Di lain tempat, Prof. Sian kembali ke rumah dengan mobilnya. Ia merasa sedikt tidak enak badan sejak mendengar semua yang Lintang ceritakan. Ditambah, ia juga kehilangan gelang yang ia pakai. Bukan masalah harga, hanya saja menurutnya gelang itu cukup berharga karena sebuah hadiah.

"Sudah pulang?" tanya seseorang di ruang tengah. Prof. Sian menoleh ke arah ruang tengah.

"Aku membeli semua makanan ini. Dan berharap, kau menyukainya Nyonya"

Sian, segera mendekati pria itu. Ia melihatnya dan mengamati meja berisi semua makanan.

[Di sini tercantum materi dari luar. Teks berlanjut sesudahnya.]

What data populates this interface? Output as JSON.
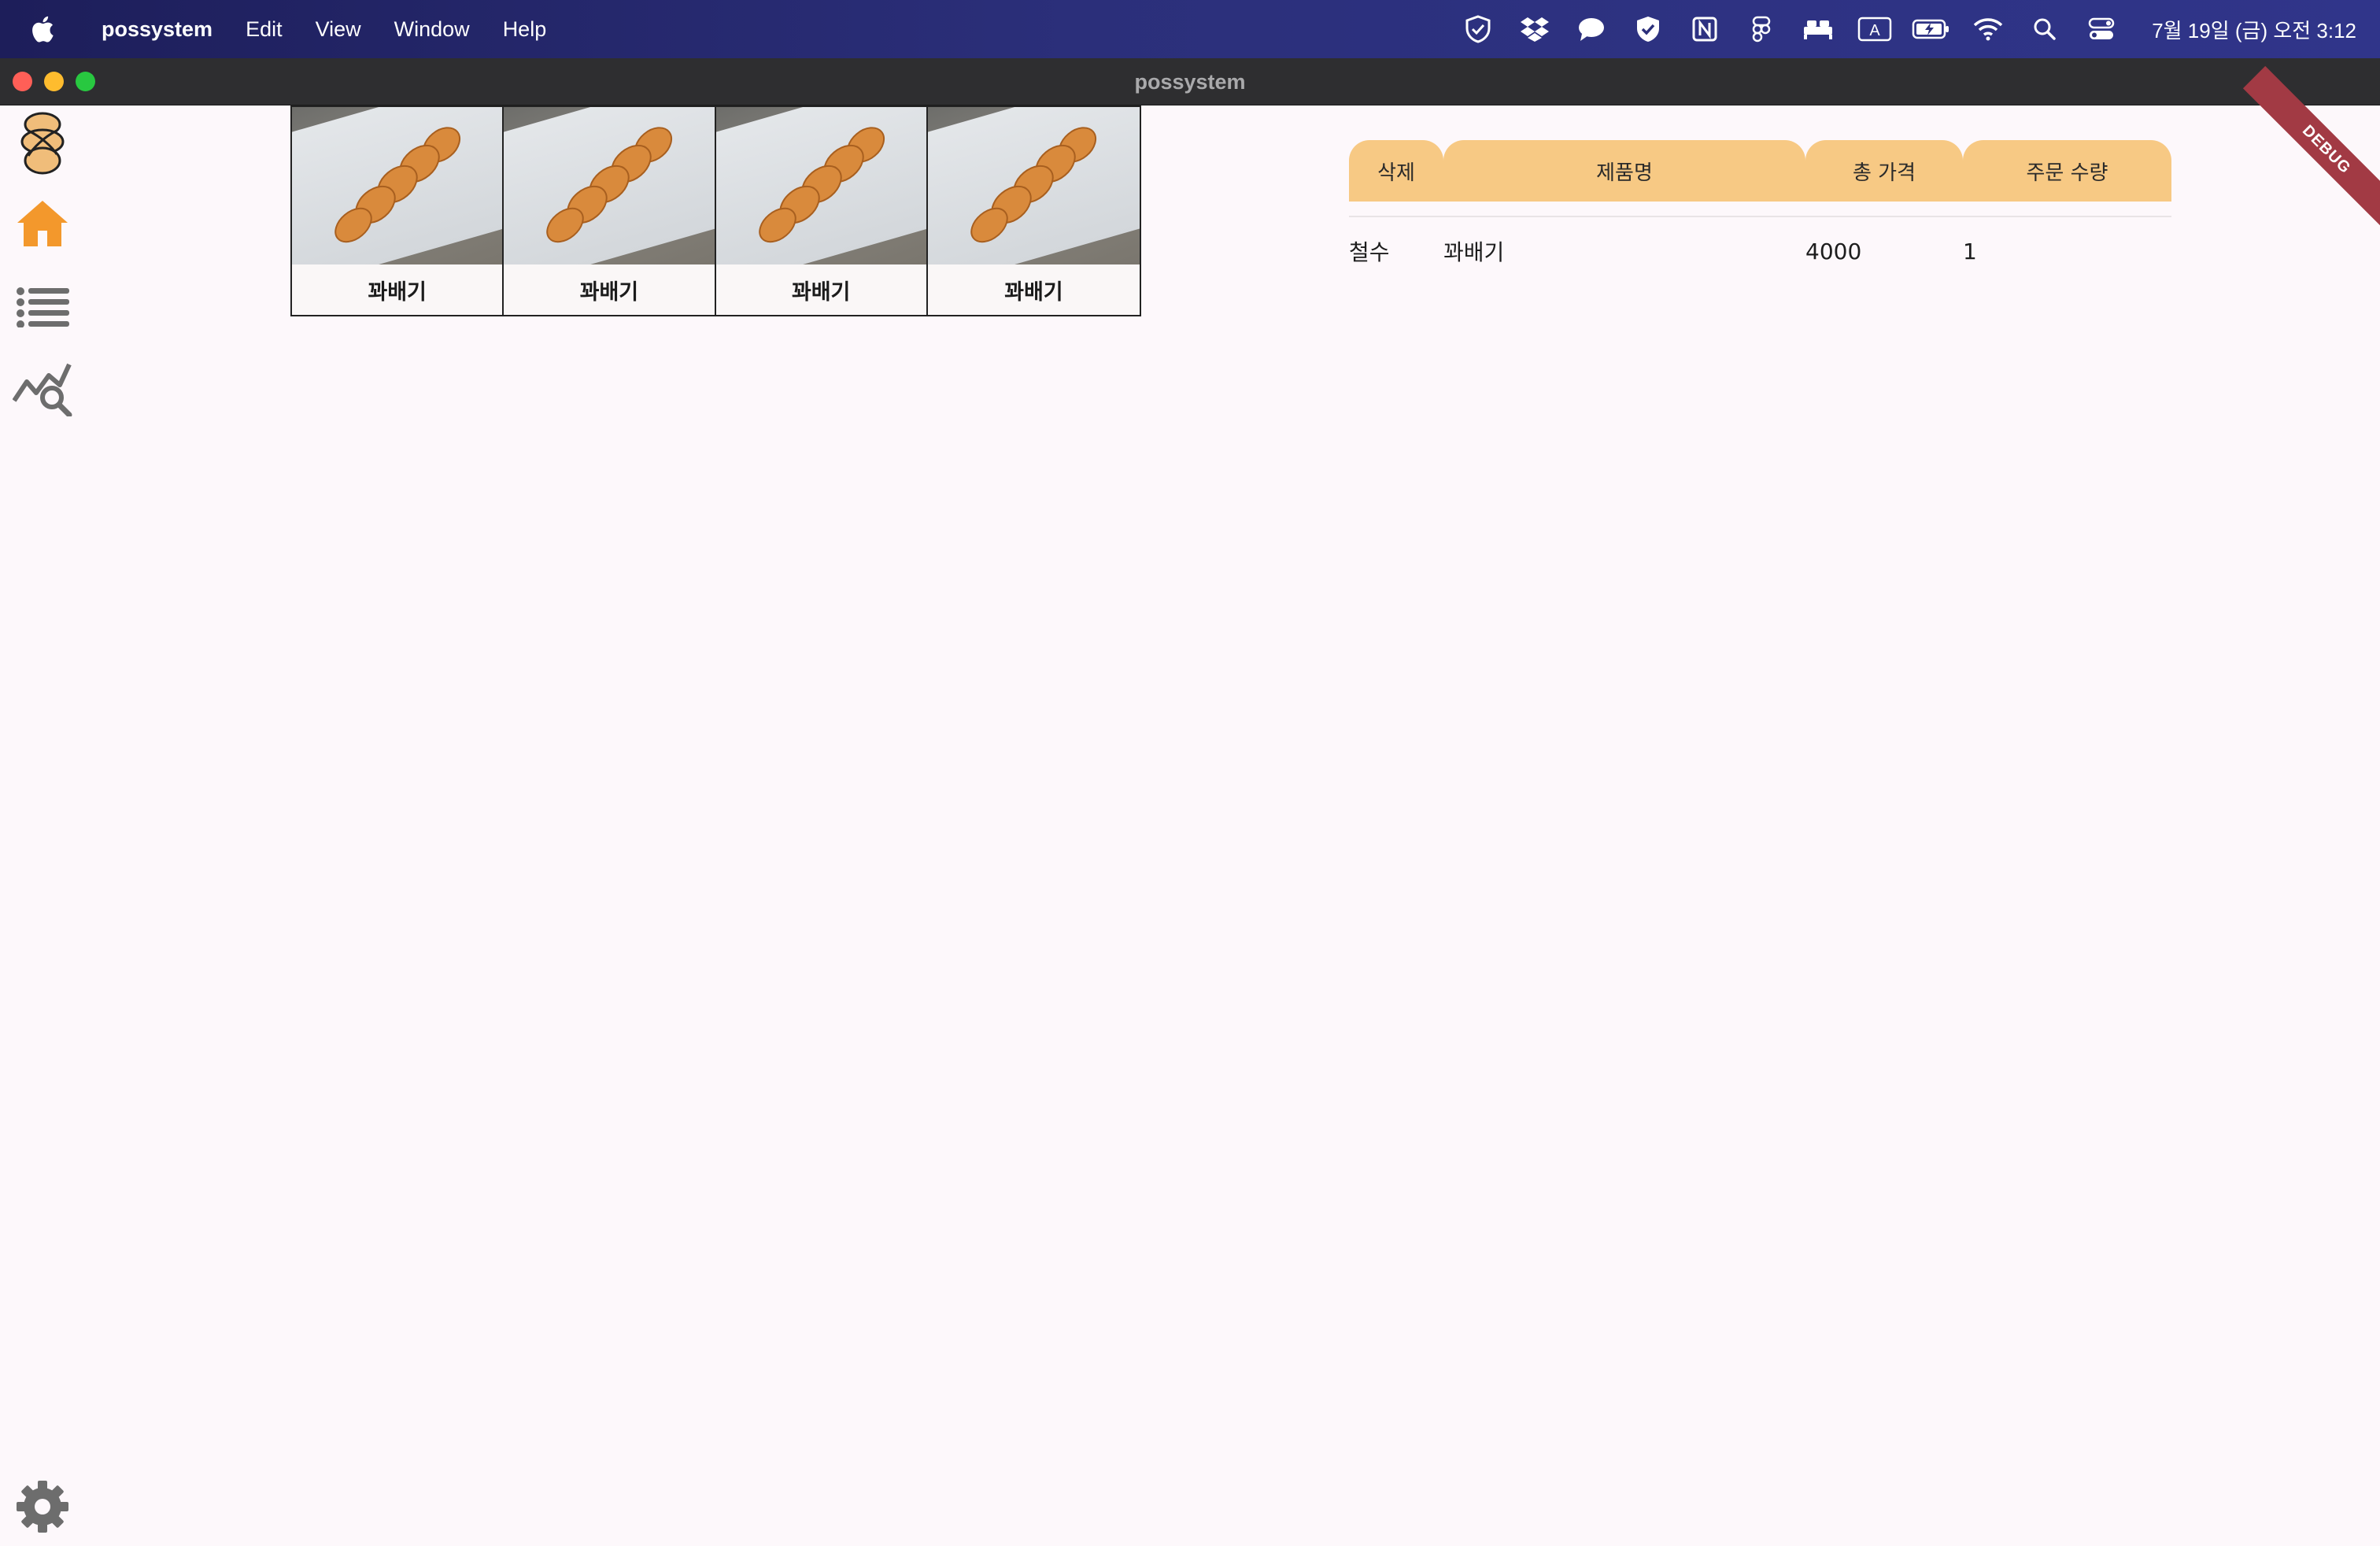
{
  "menubar": {
    "app_name": "possystem",
    "items": [
      "Edit",
      "View",
      "Window",
      "Help"
    ],
    "clock": "7월 19일 (금) 오전 3:12",
    "tray_icons": [
      "shield-icon",
      "dropbox-icon",
      "chat-icon",
      "shield-check-icon",
      "notion-icon",
      "figma-icon",
      "bed-icon",
      "input-source-icon",
      "battery-icon",
      "wifi-icon",
      "spotlight-icon",
      "control-center-icon"
    ],
    "input_source_label": "A"
  },
  "window": {
    "title": "possystem"
  },
  "sidebar": {
    "icons": [
      "logo-icon",
      "home-icon",
      "list-icon",
      "analytics-icon",
      "settings-icon"
    ],
    "accent": "#f3982c"
  },
  "products": [
    {
      "name": "꽈배기"
    },
    {
      "name": "꽈배기"
    },
    {
      "name": "꽈배기"
    },
    {
      "name": "꽈배기"
    }
  ],
  "order_table": {
    "headers": {
      "delete": "삭제",
      "name": "제품명",
      "total_price": "총 가격",
      "quantity": "주문 수량"
    },
    "rows": [
      {
        "delete": "철수",
        "name": "꽈배기",
        "total_price": "4000",
        "quantity": "1"
      }
    ],
    "header_color": "#f7c984"
  },
  "debug_banner": "DEBUG"
}
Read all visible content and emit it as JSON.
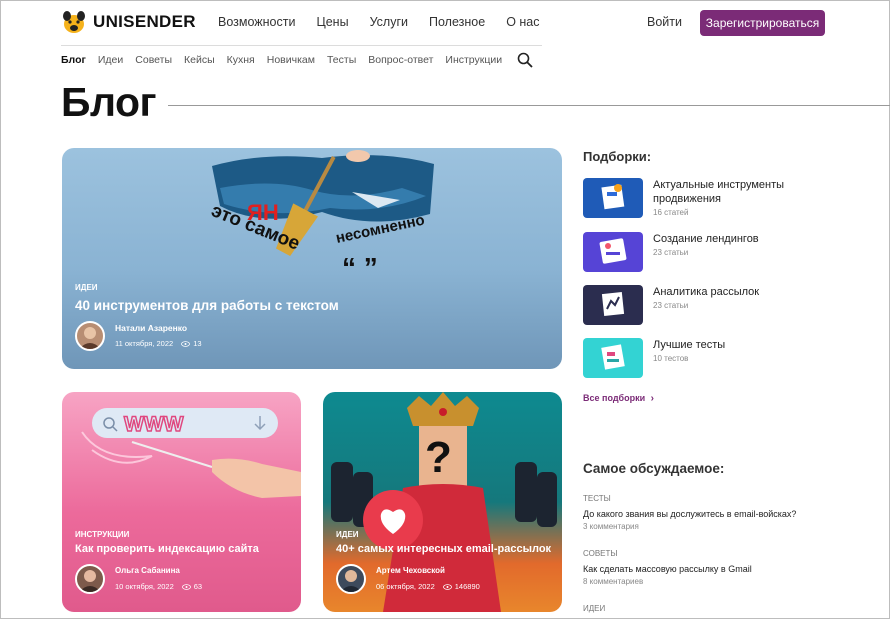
{
  "header": {
    "logo_text": "UNISENDER",
    "nav": [
      "Возможности",
      "Цены",
      "Услуги",
      "Полезное",
      "О нас"
    ],
    "login": "Войти",
    "register": "Зарегистрироваться",
    "subnav": [
      "Блог",
      "Идеи",
      "Советы",
      "Кейсы",
      "Кухня",
      "Новичкам",
      "Тесты",
      "Вопрос-ответ",
      "Инструкции"
    ]
  },
  "page_title": "Блог",
  "featured": {
    "tag": "идеи",
    "title": "40 инструментов для работы с текстом",
    "author": "Натали Азаренко",
    "date": "11 октября, 2022",
    "views": "13",
    "art_words": [
      "это самое",
      "несомненно",
      "“ ”"
    ]
  },
  "cards": [
    {
      "tag": "инструкции",
      "title": "Как проверить индексацию сайта",
      "author": "Ольга Сабанина",
      "date": "10 октября, 2022",
      "views": "63",
      "art_text": "WWW"
    },
    {
      "tag": "идеи",
      "title": "40+ самых интересных email-рассылок",
      "author": "Артем Чеховской",
      "date": "06 октября, 2022",
      "views": "146890",
      "art_text": "?"
    }
  ],
  "collections": {
    "heading": "Подборки:",
    "items": [
      {
        "title": "Актуальные инструменты продвижения",
        "count": "16 статей",
        "color": "#1f5bb7"
      },
      {
        "title": "Создание лендингов",
        "count": "23 статьи",
        "color": "#5644d6"
      },
      {
        "title": "Аналитика рассылок",
        "count": "23 статьи",
        "color": "#2b2d4f"
      },
      {
        "title": "Лучшие тесты",
        "count": "10 тестов",
        "color": "#33d3d3"
      }
    ],
    "all_label": "Все подборки"
  },
  "discussed": {
    "heading": "Самое обсуждаемое:",
    "items": [
      {
        "category": "тесты",
        "title": "До какого звания вы дослужитесь в email-войсках?",
        "count": "3 комментария"
      },
      {
        "category": "советы",
        "title": "Как сделать массовую рассылку в Gmail",
        "count": "8 комментариев"
      },
      {
        "category": "идеи",
        "title": "",
        "count": ""
      }
    ]
  },
  "colors": {
    "brand": "#7b2b77",
    "featured_bg": "#8fb7d6",
    "pink_card": "#e65b8e",
    "teal_card": "#0f8f91"
  }
}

"Ming, Kau adalah seorang dokter bukan? Kau bahkan juga tahu kalau semua makanan ini berlemak dengan campuran bahan-bahan kimia yang tidak baik untuk kesehatan. Jadi mengapa Kau masih mau memakannya?"

"Nyonya, ayolah. Ini adalah menu ke kinian. Aku belum mencicipinya."

"Apa hidup abadi membuatmu tak cukup untuk makan?" sindir Sian.

"Yang Mulia, hari ini adalah hari ulang tahun Anda. Meski kita selalu bertahan dan tidak bisa mati, tidak ada salahnya kita tetap merayakannya. Apa lagi, lihat semua menu ini adalah menu kekinian dengan variasi memasak"

Prof. Sian tidak bisa mendebat Ming lagi kali ini. Ia segera mengambil kursi dan duduk di depannya.

Ming menuangkan wine mahal yang ia beli secara daring.

"Selamat Ulang Tahun Yang Mulia Ratu Siane Yang"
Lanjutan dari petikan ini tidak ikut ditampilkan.